WEBB CITY, Mo. — It’s no surprise Jeanne Newby, 68, of Webb City, carries the town’s title of “unofficial historian” considering she’s been surrounded by pieces of the past her entire life.
“Everything has a story,” she said.
Newby’s love of history blossomed when she was a teen growing up in a home built about 1899 in downtown Webb City. Located at 106 S. Webb Ave., the house was built by miner and capitalist Andrew McCorkle.
“I was in junior high when they bought that house,” said Jeanne. “I was so obsessed with the McCorkle family and the history of why they built that house. That’s what got me hooked.”
Jeanne and her husband, Stan, later purchased her childhood home and raised their own family there. Once their children grew up and moved out, the Newbys sold the home to a couple from California who are restoring it back to its original glory.
The Newbys now live in the only home located inside the railroad tracks that border King Jack Park. The garage on the property has a classic, Western storefront facade outfitted with vintage Coca-Cola signs, a cooler and a glass bottle vending machine. Stan built the storefront by hand before constructing the log cabin next door. He began collecting items to add to the property in 1996.
“We actually had a garage with an apartment in it, and we were going to build a regular house here,” said Stan. “We decided to go with a log cabin, and it didn’t look good, so I put the storefront on it (about three years ago). We lived out there for two years while we were building the cabin.”
The entire property boasts creativity where it’s encompassed with other priceless items and a small pond. The Newbys said people stop every day to take photos in front of their house or even try to enter the garage, mistaking it for a real store.

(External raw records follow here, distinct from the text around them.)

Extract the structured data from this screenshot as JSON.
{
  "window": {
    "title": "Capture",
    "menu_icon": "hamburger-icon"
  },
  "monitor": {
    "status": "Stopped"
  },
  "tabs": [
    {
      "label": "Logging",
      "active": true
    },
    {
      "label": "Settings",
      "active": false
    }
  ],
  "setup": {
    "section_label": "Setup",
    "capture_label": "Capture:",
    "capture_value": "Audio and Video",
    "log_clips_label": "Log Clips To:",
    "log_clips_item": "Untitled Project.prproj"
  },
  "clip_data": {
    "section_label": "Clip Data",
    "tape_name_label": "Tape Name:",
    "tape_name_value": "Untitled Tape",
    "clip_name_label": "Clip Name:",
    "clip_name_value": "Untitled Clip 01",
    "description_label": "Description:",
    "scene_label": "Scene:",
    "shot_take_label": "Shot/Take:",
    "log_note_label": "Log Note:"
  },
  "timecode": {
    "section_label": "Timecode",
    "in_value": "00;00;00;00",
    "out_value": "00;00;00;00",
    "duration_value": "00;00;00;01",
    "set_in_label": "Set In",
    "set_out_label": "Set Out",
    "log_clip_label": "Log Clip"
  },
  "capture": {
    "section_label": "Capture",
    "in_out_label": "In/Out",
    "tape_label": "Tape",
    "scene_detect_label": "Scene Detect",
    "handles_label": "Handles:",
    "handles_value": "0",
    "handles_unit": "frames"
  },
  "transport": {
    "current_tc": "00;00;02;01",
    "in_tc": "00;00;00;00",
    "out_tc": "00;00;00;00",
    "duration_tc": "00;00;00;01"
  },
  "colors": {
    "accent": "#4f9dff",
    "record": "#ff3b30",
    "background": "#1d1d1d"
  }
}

“People actually try the front door,” said Jeanne. “Stan was out in the yard the other day, and a guy yelled, ‘Is that store open right now?’”
The inside of the Newby’s log cabin is just as appealing and creative as the outside. As you enter through the screen door, the living room is assorted with various antique items such as a wooden Victrola and historic photographs hanging on the wooden walls.

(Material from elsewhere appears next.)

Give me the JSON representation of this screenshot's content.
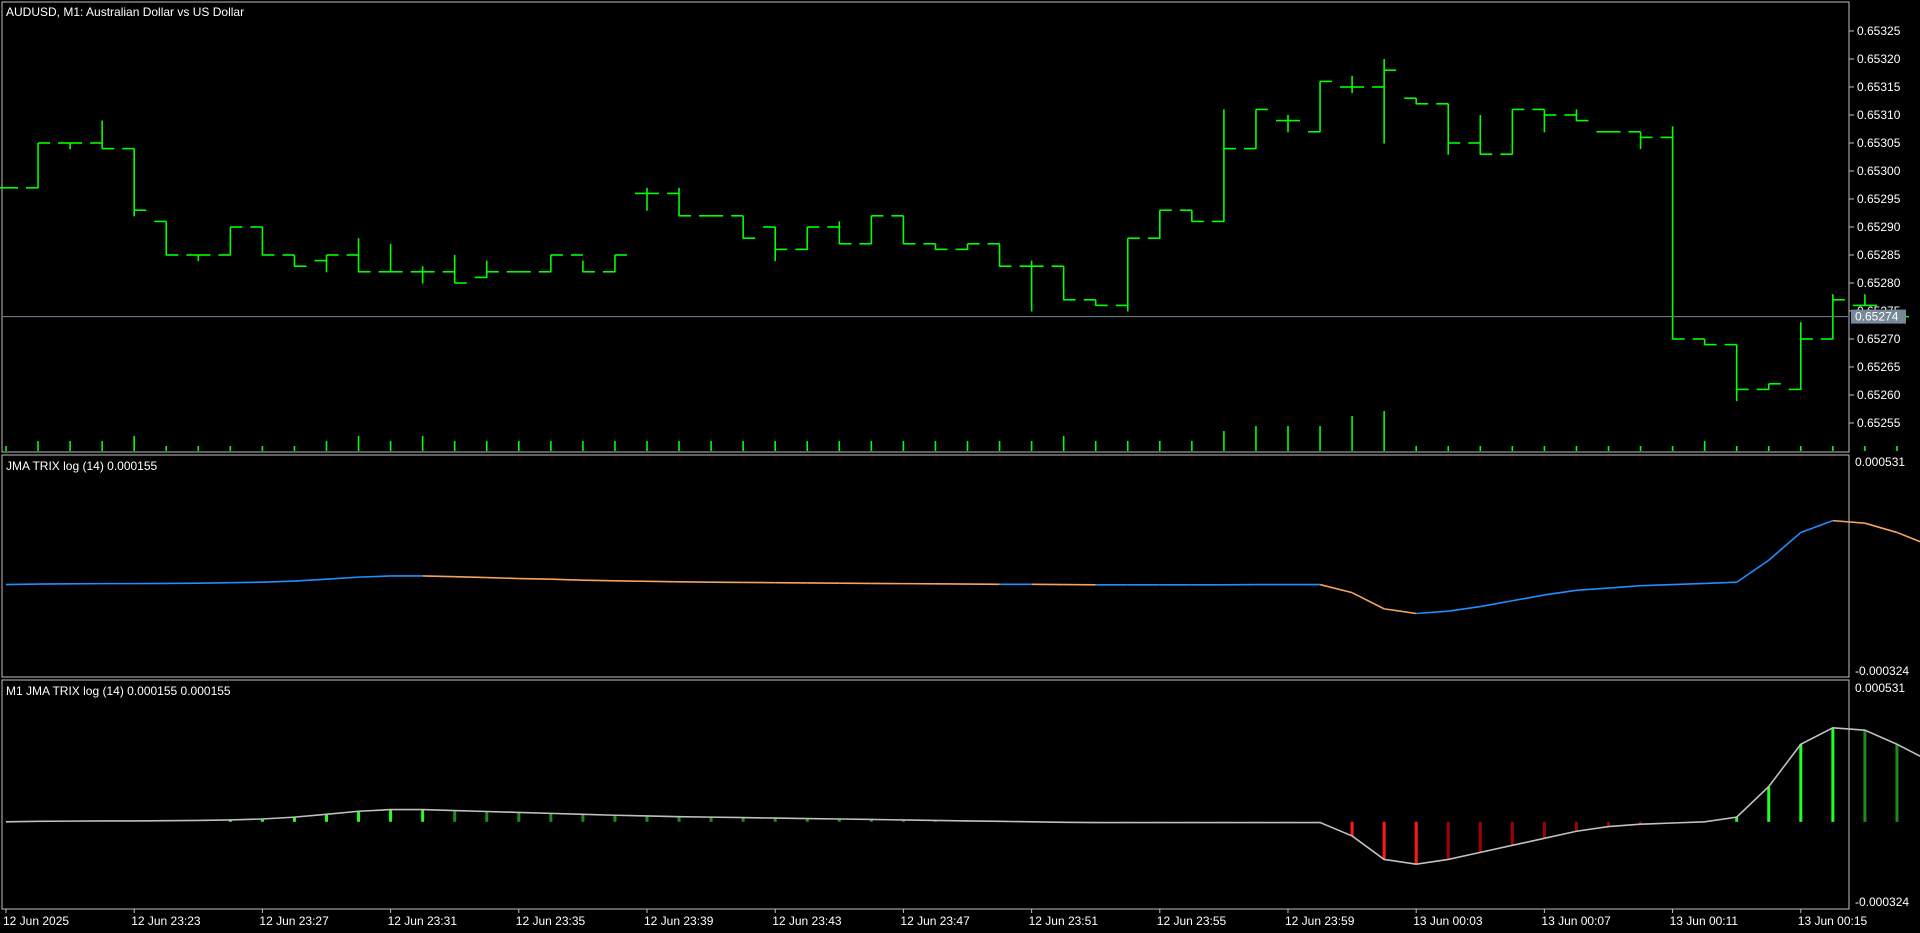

“This is a lived in house. We have dust, we have spider webs, we have everything you could imagine,” Jeanne said jokingly. “We do that so when you’re looking at everything, you’ll suddenly see dust, and it will bring you back to reality.”

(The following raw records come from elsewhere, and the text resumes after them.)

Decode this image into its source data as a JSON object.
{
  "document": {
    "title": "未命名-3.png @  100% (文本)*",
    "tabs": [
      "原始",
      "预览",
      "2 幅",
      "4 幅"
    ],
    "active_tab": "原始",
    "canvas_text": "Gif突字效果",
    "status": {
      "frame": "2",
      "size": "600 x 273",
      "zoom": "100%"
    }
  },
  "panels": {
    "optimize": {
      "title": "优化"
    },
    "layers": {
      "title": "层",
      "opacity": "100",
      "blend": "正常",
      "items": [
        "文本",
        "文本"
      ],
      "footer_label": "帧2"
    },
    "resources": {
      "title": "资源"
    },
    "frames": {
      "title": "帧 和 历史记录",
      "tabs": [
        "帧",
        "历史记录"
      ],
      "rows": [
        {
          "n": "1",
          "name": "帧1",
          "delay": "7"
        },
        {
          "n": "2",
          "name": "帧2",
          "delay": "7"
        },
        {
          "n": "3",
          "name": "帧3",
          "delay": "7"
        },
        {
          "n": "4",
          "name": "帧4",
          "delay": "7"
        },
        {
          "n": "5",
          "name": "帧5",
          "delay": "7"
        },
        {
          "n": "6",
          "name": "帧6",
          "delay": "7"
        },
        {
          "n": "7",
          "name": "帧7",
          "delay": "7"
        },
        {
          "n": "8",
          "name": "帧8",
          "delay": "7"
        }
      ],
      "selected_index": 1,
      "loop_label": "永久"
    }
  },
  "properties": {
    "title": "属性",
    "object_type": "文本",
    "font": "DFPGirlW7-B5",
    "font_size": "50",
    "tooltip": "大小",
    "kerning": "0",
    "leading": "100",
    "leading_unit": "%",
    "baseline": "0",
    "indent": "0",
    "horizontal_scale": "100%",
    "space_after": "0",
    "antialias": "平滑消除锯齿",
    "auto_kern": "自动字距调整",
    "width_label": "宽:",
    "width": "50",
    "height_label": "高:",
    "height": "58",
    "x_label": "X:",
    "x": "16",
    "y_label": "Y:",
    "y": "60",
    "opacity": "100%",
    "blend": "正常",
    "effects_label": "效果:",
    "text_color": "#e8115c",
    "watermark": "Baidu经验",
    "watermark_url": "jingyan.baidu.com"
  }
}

Jeanne began sharing her love of history and genealogy in a weekly column, “Ancestors, Legends and Time,” in the Webb City Sentinel, which she’s been writing for the past 29 years.
“I had started writing about different people, and it evolved from there,” she said. “In September, it will be 30 years. I like to find the heartbeat of the person and share their story.”
While sitting at home in her living room, she shared one of her favorite stories about the historic Aylor House on Webb Street built in 1891.
“When Joseph Aylor got out of the Civil War, he only had $5 to his name,” she said. “He wanted to come back here and get married. He bought a horse with that $5, and he trained it. He sold it for enough money that he could afford to come back here and still had enough to invest with McCorkle to start a mining company.”
The Missouri House of Representatives created a resolution in 2005 dubbing Jeanne as the town’s historian and goodwill ambassador. The resolution hangs on the wall beside several other awards highlighting her role in the community. Last year, Jeanne received the Distinguished Citizen Award from the Webb City Schools Foundation because of her involvement and activism.
Jeanne has been a member of city council, the park board, the mining days committee, the historic commission and the Webb City School Board, where she’s served on and off for 20 years. She’s currently writing a book titled “Webb City: In the Beginning,” which contains 30 years of historical and genealogical research.
“I feel like I’ve gotten so involved with the research that I have to get it finished,” said Jeanne. “But I still have a long way to go.”